‘The Crown’: First Look Season 6 Photos Reveal Will and Kate as Young Lovers

The Crown

Meg Bellamy as Kate Middleton and Ed McVey as Prince William in Season 6 of 'The Crown'. Photo: Netflix

Netflix on Thursday released the first look at the sixth season of The Crown. And, of course, it is all about William and Kate.

The casting is inspired: these first photos of the young lovers at St. Andrews showcase actors whose looks and mannerisms mirror the royal couple in their early university days. Ed McVey, 23, is a stage actor who graduated from drama school in 2021; his hair flip and casual way of slipping a hand into his jeans pocket is perfect Wills. As for Kate, newcomer Meg Bellamy, 19, was discovered via an audition tape she submitted per a casting call on social media. A true star is born moment for the modern age!

The Crown
Ed McVey is almost a spitting image of a young Prince William in the sixth season of The Crown. Photo: Netflix
The Crown
Meg Bellamy, who plays Kate Middleton, was discovered via an audition tape she submitted per a casting call on social media. Photo: Courtesy of Netflix

 

Set at the turn of the Millennium, the sixth and final season of The Crown brings back all the familiar faces in senior royal roles from season five: Imelda Staunton as the Queen; Jonathon Pryce as Prince Philip; Lesley Manville as Princess Margaret; Dominic West as Prince Charles; Olivia Williams as Camilla Parker-Bowles; and Elizabeth Debicki as Princess Diana. On that note, fans are braced for the news that the series will likely cover Diana’s death.

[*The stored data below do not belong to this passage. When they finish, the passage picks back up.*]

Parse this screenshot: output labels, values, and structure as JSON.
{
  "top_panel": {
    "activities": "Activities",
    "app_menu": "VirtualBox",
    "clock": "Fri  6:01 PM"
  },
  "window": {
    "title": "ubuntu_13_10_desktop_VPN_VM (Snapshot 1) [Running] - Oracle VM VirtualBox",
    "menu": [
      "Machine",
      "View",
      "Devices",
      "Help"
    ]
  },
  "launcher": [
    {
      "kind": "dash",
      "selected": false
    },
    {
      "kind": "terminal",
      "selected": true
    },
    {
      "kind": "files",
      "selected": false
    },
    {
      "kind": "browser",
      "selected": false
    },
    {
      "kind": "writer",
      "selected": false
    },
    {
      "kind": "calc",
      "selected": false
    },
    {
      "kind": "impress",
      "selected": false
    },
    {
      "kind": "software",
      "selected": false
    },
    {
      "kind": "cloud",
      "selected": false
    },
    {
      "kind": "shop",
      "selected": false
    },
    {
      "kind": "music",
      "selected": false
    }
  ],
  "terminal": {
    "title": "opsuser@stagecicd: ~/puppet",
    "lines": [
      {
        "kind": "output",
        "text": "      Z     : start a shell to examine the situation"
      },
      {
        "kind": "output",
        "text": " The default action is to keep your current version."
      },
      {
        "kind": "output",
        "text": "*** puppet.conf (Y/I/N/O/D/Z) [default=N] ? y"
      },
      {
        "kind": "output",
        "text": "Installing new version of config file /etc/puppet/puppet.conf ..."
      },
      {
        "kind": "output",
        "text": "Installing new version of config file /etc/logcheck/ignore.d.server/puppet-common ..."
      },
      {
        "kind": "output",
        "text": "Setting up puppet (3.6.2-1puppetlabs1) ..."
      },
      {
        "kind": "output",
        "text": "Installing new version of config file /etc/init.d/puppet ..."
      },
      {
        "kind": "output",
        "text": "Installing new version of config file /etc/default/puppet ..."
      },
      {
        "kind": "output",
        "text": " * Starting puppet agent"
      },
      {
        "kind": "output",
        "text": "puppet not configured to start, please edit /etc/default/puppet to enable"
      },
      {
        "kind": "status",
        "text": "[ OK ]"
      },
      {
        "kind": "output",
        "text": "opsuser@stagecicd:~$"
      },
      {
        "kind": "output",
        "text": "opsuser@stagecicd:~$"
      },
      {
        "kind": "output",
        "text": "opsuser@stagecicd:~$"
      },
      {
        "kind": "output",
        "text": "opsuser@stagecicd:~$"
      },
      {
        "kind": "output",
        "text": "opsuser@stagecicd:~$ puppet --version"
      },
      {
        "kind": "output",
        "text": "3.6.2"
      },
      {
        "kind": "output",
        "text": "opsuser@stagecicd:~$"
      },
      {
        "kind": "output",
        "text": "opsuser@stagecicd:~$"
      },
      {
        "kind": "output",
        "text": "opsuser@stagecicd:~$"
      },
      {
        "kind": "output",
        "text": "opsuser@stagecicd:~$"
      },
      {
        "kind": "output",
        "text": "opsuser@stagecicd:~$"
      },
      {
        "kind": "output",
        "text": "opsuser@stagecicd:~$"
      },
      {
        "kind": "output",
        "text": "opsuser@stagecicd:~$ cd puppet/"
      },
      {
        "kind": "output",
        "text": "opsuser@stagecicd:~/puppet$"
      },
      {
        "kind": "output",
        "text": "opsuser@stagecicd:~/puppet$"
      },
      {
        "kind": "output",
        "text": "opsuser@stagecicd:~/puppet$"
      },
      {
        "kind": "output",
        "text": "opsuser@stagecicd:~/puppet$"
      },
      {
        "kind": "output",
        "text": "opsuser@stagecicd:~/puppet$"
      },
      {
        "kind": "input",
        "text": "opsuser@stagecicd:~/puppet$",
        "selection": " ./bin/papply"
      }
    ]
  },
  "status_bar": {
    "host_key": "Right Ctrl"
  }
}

The new cast members Bellamy and McVey are stepping into central roles as William entered his age of majority and the complete ban on press coverage while he was at prep school expired. The paparazzi didn’t follow the then-second-in-line to the throne around the campus, but his forays into London were much more public than during the reprieve after his mother’s death.

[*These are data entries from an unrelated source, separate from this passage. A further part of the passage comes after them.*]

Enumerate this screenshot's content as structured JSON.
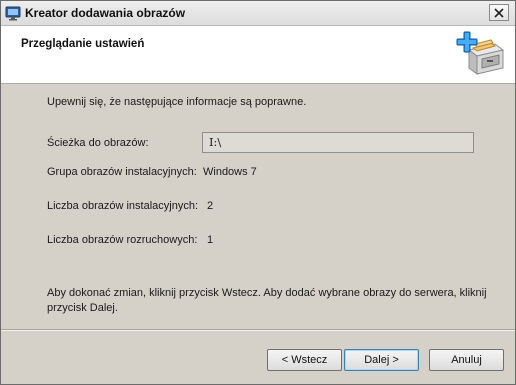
{
  "window": {
    "title": "Kreator dodawania obrazów",
    "close_label": "✕"
  },
  "header": {
    "title": "Przeglądanie ustawień"
  },
  "content": {
    "intro": "Upewnij się, że następujące informacje są poprawne.",
    "fields": [
      {
        "label": "Ścieżka do obrazów:",
        "value": "I:\\"
      },
      {
        "label": "Grupa obrazów instalacyjnych:",
        "value": "Windows 7"
      },
      {
        "label": "Liczba obrazów instalacyjnych:",
        "value": "2"
      },
      {
        "label": "Liczba obrazów rozruchowych:",
        "value": "1"
      }
    ],
    "info": "Aby dokonać zmian, kliknij przycisk Wstecz. Aby dodać wybrane obrazy do serwera, kliknij przycisk Dalej."
  },
  "buttons": {
    "back": "< Wstecz",
    "next": "Dalej >",
    "cancel": "Anuluj"
  },
  "icons": {
    "app": "monitor-icon",
    "header": "add-to-cabinet-icon",
    "close": "close-icon"
  }
}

Filming of the young couple in love took place in St. Andrew’s Scotland, at real-life locations, such as Northpoint Café, which makes much of the fact that it is the place William actually met Kate during freshman year. 

 

The Crown
Ed McVey and Meg Bellamy as William and Kate in season six of The Crown. Here, they are in front of Northpoint Café, where they first met during their freshman year.   Photo: Courtesy of Netlfix

 

The first Netflix official photos show McVey wearing a classic William navy crew neck with an early aughts preppy revival shirtsleeve underneath. For her part as Kate, Bellamy positively blossoms as the wide-eyed brunette in a poof-sleeved sweater and jeans. One wonders if Kate’s famous brown Penelope Chilvers boots — a pair she has re-worn since university, and which have come to symbolize her sleight-of-hand frugal nature even while she wears hundreds of thousands dollars worth of designer gear each year — will make an appearance.

It is very Elizabeth, and very Charles, and especially very Anne of Kate to engage in re-wearing. That, along with the mix of high and low priced clothing that she is celebrated for, is the thing that will make us buy into the actress playing Kate. The Royal Family is nothing if not a costume party, and The Crown is the ultimate fantasy version of that party.

McVey and Bellamy  are outfitted in classic Will and Kate fashion in the first look photos of the sixth season of The Crown. Photo: Courtesy of Netflix

 

This sixth season has long been known to be the final season of The Crown, which means we will not be brought up to modern day intrigues — the arrival of Meghan Markle on the scene, or the twin sorrows of the deaths of Prince Philip then Queen Elizabeth II, or the tawdry affairs of Prince Andrew.

Somehow, 20 years ago feels vintage enough. Looking back at these pictures, the halcyon years of young and in love William and Kate still fulfill the historical fiction mandate of the series. It is all very familiar, but the period between Diana’s death and the accession of King Charles was very long.

Personally, I’m glad they are stopping short of the heightened reality of the past few years of muckraking and tell-all books and documentaries. The series, which began with such gravitas as young Elizabeth took the throne 70 years ago, works best with a Vaseline lens. Going too much further into the present than setting up the context of the next generation of heirs would be to descend into parody. We have enough of that in the present.

Season six of The Crown is expected to premiere later this year.